A forma concreta das instituições pode variar, mas, na essência, encontraremos por toda parte, a regularidade dos calendários eleitorais. Os partidos eleitorais, um dos tipos que pode assumir a forma-partido, são o instrumento chave do funcionamento da democracia liberal. Devemos reconhecer-lhes alguma eficiência, já que essa tem sido, com razoável sucesso, uma das políticas essenciais de preservação da ordem mundial.
A partidocracia, em especial na forma tão sonhada do sistema bipartidário, permite absorver as tensões sociais de baixa intensidade dentro dos limites do regime democrático, acenando com a sedutora alternância de poder. A perspectiva da história ajudará a compreender a centralidade da democracia para a dominação do Capital no último meio século.
Na passagem do XIX para o XX, as necessidades políticas de legitimação da ordem capitalista, em especial na Europa, se elevaram diante da presença do proletariado como o novo e mais importante, sujeito social da luta de classes. Primeiro na Alemanha, com o sucesso eleitoral do SPD de 1890, e depois na França, com um aumento da influência do Partido Socialista de Jaurés e Guesde que levou Millerand à participação em um gabinete de coalizão na seqüência do affaire Dreyfus. O proletariado passou a ser capaz de expressar, na forma de um programa político para a sociedade, a defesa dos seus interesses mais imediatos, e conquistou o direito de existência legal para seus partidos. Uma das inovações do final do século XIX foi o reconhecimento de que não haveria forma mais completa de defender interesses de classe, que não fosse a formulação de um programa, e não haveria maneira mais eficiente de lutar por um programa, senão construindo um partido. Mas, a força de atração da democracia sobre os aparelhos políticos dos trabalhadores se demonstrou muito mais poderosa que a capacidade do sujeito social de controlar a sua representação política. Entre 1890 e 1905 ficou claro que a classe trabalhadora já tinha perdido a homogeneidade social do período anterior para continuar realizando a sua representação somente através de um só partido. O movimento operário se dividiu, irremediavelmente, em duas alas principais: reformistas e revolucionários. Os primeiros se passaram definitivamente para o campo do regime democrático.

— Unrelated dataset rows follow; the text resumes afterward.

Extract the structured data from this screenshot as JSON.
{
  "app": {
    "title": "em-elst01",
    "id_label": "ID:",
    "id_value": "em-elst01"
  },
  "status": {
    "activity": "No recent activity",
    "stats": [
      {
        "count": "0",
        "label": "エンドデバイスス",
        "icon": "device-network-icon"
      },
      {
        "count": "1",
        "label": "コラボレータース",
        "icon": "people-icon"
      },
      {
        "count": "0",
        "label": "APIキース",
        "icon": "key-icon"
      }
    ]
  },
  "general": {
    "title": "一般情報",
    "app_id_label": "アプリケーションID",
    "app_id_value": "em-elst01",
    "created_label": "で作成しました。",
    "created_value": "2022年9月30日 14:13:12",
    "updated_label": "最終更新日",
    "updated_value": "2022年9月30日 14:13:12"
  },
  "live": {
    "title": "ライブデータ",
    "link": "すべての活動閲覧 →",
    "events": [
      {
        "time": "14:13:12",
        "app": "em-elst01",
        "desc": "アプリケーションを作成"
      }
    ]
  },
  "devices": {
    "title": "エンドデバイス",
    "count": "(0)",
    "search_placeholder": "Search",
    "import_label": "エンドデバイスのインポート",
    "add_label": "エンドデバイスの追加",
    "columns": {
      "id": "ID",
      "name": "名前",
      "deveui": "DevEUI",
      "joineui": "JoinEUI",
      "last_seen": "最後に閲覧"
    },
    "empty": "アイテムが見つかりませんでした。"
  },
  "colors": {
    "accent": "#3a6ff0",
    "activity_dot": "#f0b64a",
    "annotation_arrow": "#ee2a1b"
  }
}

Em condições "normais" da vida social e política de uma nação, ou seja, quando a questão do poder não está colocada nas ruas, os partidos são a forma através da qual se expressam os conflitos de classe, em uma alternância eleitoral previsível, sem maiores sobressaltos para o regime, mas alimentando a perspectiva de que o "voto pode mudar". A perenidade da influência das alas reformistas nos trabalhadores dos países centrais repousa tanto nas conquistas sociais do passado, como nessa ilusão. Mas em condições "anormais", quando se abre uma situação pré-revolucionária, toda a estabilidade do regime desmorona, porque os limites da partidocracia de defesa da democracia são estreitos demais para conter a demanda social reprimida. As massas passam a construir outras organizações e novas direções. A fragilidade da democracia nos países da periferia é diretamente proporcional à dificuldade de consolidar uma partidocracia poderosa como no centro. É justamente porque essa estrutura de defesa do regime no Brasil é, comparativamente, mais forte que em muitos outros países da América Latina, que a atitude do imperialismo em relação ao futuro governo Lula permanece muito mais favorável, do que em relação à Argentina, onde a incerteza é maior.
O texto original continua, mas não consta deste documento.